Prioritising teen vaccines will cut transmission, says React study author
Priorisiting vaccines for teenagers as young as 13 will help cut transmission, according to the co-author of the React study tracking Covid in the population.
Steven Riley, professor of infectious disease dynamics at Imperial College Londo, told LBC: "Our data would support that in that we'd expect there to be a really good knock-on effect from extending the vaccinations for that group."
The study found a "lot of transmission" among secondary school-aged children, he added. "There's actually kind of proof to say from 13 upwards, and eventually if that could be prioritised that would also reduce transmission".
"What we should probably think about is September, October, November: how much immunity can we have in order to hopefully keep prevalence going down, or if prevalence does start to go up a little bit for it to be as slowly as possible, so there is justification in extending those vaccinations down."
Public money will be used to support vaccine incentives, minister admits
Public money will be used to fund vouchers and other incentives to boost vaccine uptake among younger people, a minister has said.
Ministers are in talks with dozens of companies, including coffee and cinema chains, about a voucher scheme to be launched later this month, in time for the new academic year.
So far, Uber has agreed to offer free rides, while Deliveroo is offering discounts on takeaway meals from 46,000 restaurants or discounts on shopping bills at the likes of Waitrose, Morrisons and Aldi. Pizza Pilgrims, a restaurant chain, is offering discounts on meal.
Michelle Donelan, the universities minister, told Times Radio it was "a partnership, so there may be an element of Government money" used.
But she said "everybody would agree it's so important" because of the freedoms granted by the vaccine.
Senior Tory rounds on Government over 'national disaster' in schools
Rob Halfon, chairman of the education committee, has said the last year has been "a national disaster for pupils", after a damning report into the Government's handling of Covid in schools.
"What went wrong should be part of national Covid inquiry," he said.
Cash for jabs? Government considering 'all options', says minister
A minister has said the Government is considering "all options for incentivising" younger people to get the Covid vaccine.
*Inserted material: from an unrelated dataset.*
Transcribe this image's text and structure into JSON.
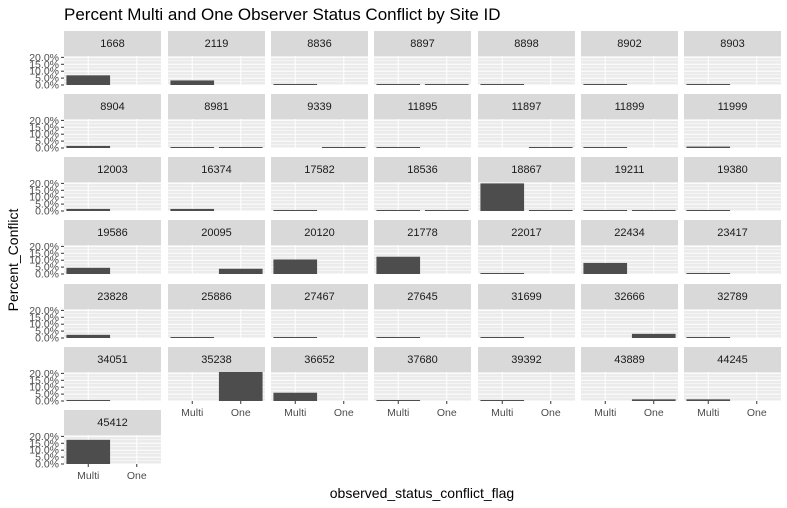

Asked about possible cash incentives to boost uptake of the vaccine among the under-30s, Michelle Donelan, the universities minister, told Sky News the Government had "looked at a variety of mechanisms to encourage young people".
She stressed the "biggest incentive" was the health of the individual and their loved ones "but we'll keep everything on the table and review all options for incentivising everybody to get the vaccine."
PM ditches overseas holiday in favour of staycation
Boris Johnson has decided not to travel abroad for his summer holidays and will instead take a “staycation” in the UK later this month, The Telegraph understands.
The Prime Minister’s move matches scores of Britons who have opted to avoid the complexity of foreign travel given the Covid-19 restrictions in place.
“The PM’s going to staycation this year,” said a senior Government source familiar with his holiday plans. The destination is yet to be announced.
Mr Johnson faces mounting pressure to lift more travel rules as 10 Tory MPs called for the “wholly disproportionate and burdensome testing regime for travellers” to end.
In Tokyo, the Team GB medals keeping piling up - but closer to home, so do the about-turns.
We are expecting an announcement imminently from the JCVI, which will pave the way for 16 and 17 year-olds to get the Covid vaccine - just weeks after it was ruled out by the same body.